At a high level, many of the guidelines set out above seem uncontroversial and consistent with current practices. However, the devil lies in the detail, and the explanations of each guideline reflect a likely more aggressive approach to merger enforcement. For example, the explanation to Guideline 1 involves the Agencies lowering the market concentration (Herfindahl–Hirschman Index or ‘HHI’) thresholds that trigger a structural presumption that a merger is anti-competitive to pre-2010 levels. The proposal also involves lowering the threshold of what constitutes a ‘highly concentrated market’ from a HHI of 2,500 to 1,800.

The Guidelines are not legally binding. However, they are regarded as persuasive authority to inform merger parties and their legal representatives on how the Agencies will analyse transactions. While businesses and their legal representatives appear to have welcomed greater transparency over the factors that underlie the Agencies’ competition analysis, there is some concern that the Agencies have self-selected economic principles and case law that supports their proposed approach to merger enforcement without providing adequate justification for why certain positions have been taken. A number of commentators have also observed that several cases referred to in the Guidelines are decades old, hearkening back to more interventionist regulatory times, and there is potentially a missed opportunity to draw upon more recent jurisprudence.
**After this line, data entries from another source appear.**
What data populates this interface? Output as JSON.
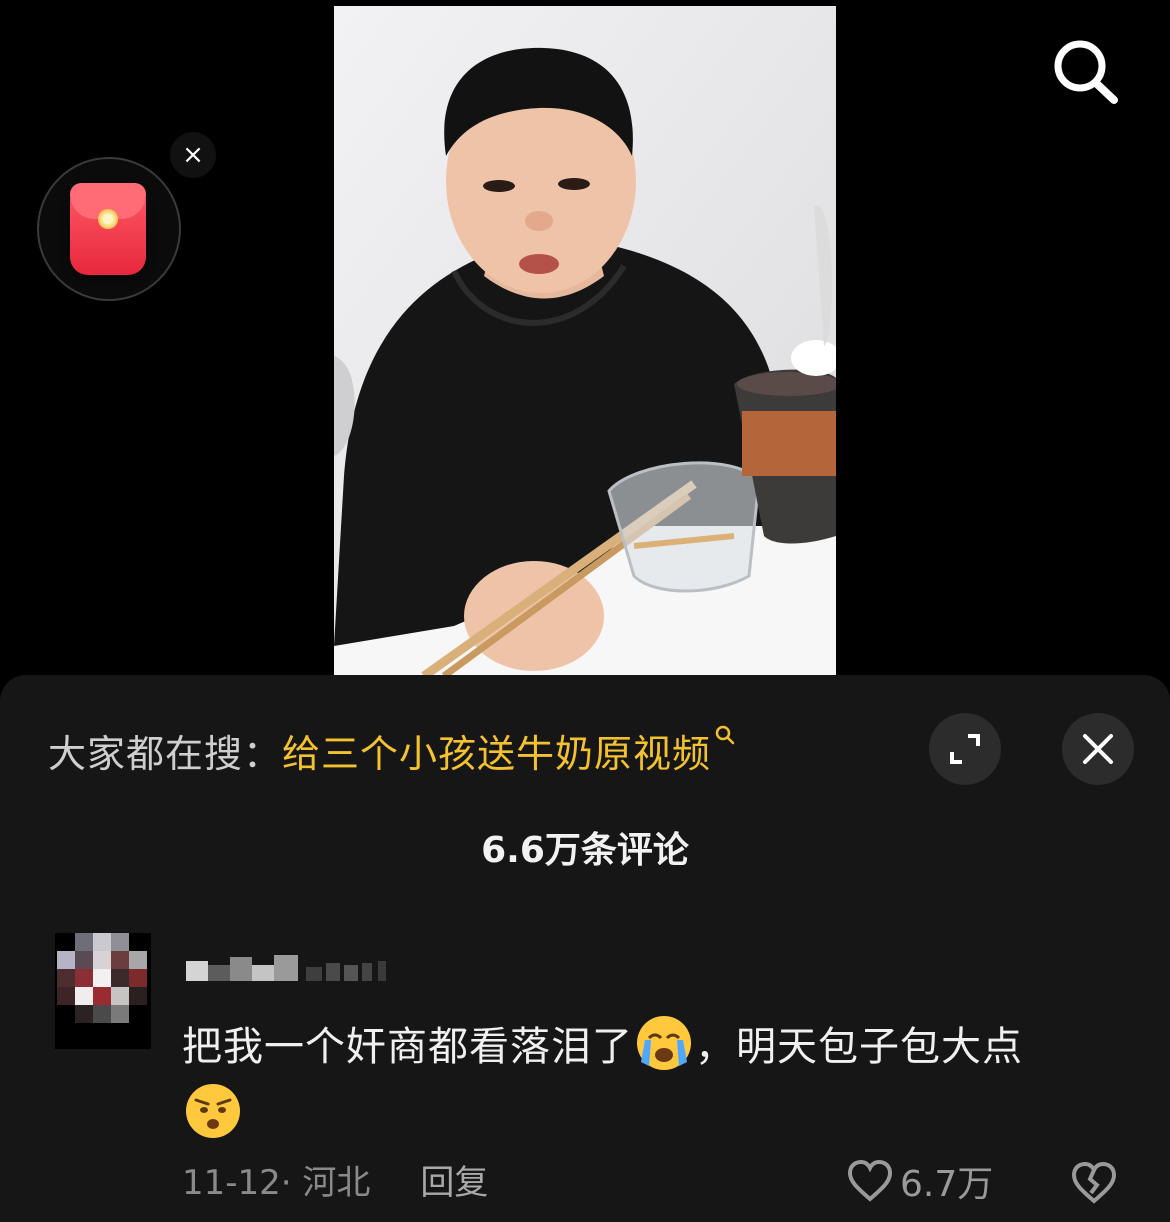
{
  "video": {
    "subject": "boy-eating"
  },
  "search_button": {
    "icon": "search-icon"
  },
  "red_packet": {
    "icon": "red-envelope-icon",
    "close_label": "×"
  },
  "comment_sheet": {
    "hot_search_prefix": "大家都在搜：",
    "hot_search_query": "给三个小孩送牛奶原视频",
    "comment_count": "6.6万条评论",
    "colors": {
      "sheet_bg": "#161616",
      "query": "#f4c12f"
    }
  },
  "comments": [
    {
      "text_before_emoji": "把我一个奸商都看落泪了",
      "text_after_emoji": "，明天包子包大点",
      "date": "11-12",
      "location": "· 河北",
      "reply_label": "回复",
      "like_count": "6.7万",
      "emojis": [
        "crying-face-emoji",
        "worried-face-emoji"
      ]
    }
  ]
}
It seems likely that, if the Guidelines are adopted, the Agencies will find more mergers presumptively anti-competitive and may conduct lengthier and more detailed reviews of transactions. However, it remains to be seen to what extent the principles set out in the Guidelines will be reflected in US courts’ evaluation of transactions and to what degree US courts will be prepared to defer to the principles in the Guidelines when assessing the competitive impacts of mergers. The recent Microsoft/Activision case suggests that US courts may continue to hold the Agencies to a rigorous evidential and legal standard.

What are the potential implications for, and parallels with, Australian merger enforcement?
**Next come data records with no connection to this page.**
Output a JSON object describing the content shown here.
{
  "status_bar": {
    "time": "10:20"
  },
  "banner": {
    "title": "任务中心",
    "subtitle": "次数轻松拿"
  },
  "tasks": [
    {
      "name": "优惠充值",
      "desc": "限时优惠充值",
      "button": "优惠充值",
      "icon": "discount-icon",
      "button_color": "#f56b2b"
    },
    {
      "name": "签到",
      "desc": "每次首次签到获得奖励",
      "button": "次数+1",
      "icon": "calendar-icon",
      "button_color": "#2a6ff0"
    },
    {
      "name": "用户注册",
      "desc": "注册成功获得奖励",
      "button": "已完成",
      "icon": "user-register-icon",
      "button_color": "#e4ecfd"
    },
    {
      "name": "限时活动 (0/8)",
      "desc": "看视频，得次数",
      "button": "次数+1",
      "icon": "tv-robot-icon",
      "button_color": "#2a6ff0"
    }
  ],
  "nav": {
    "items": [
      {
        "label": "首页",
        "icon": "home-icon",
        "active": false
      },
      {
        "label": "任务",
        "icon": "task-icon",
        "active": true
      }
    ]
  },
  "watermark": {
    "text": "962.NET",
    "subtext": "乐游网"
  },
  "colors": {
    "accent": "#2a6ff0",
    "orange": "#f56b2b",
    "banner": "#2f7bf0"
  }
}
Although the Guidelines inherently reflect US-specific merger enforcement issues, a number of the principles in the Guidelines are also mirrored in statements made by competition agencies in other jurisdictions (including Australia), suggesting broader alignment between competition agencies on developing theories of harm and future areas of focus. Indeed, several hallmarks of anti-competitive mergers as set out in the Guidelines appear to underpin the ACCC’s merger reform proposals. For example, from the ACCC’s public dialogue about its merger reform proposals, it is clear that:

An expansion of the substantial lessening of competition test is on the horizon: the ACCC is advocating for an expansion of the ‘substantial lessening of competition test’ under section 50 of the Competition and Consumer Act 2010 (Cth) (CCA) to make it clear that it includes ‘entrenching, materially increasing or materially extending a position of substantial market power’.[1] This parallels Guideline 7 of the Guidelines, which sets out the Agencies’ view that mergers which entrench the market position of a dominant firm, or extend it into new markets, may be anti-competitive. It also suggests that the ACCC and DOJ/FTC intend to place greater focus on any structural effects of a merger arising from the overall enhancement of dominant positions by large firms.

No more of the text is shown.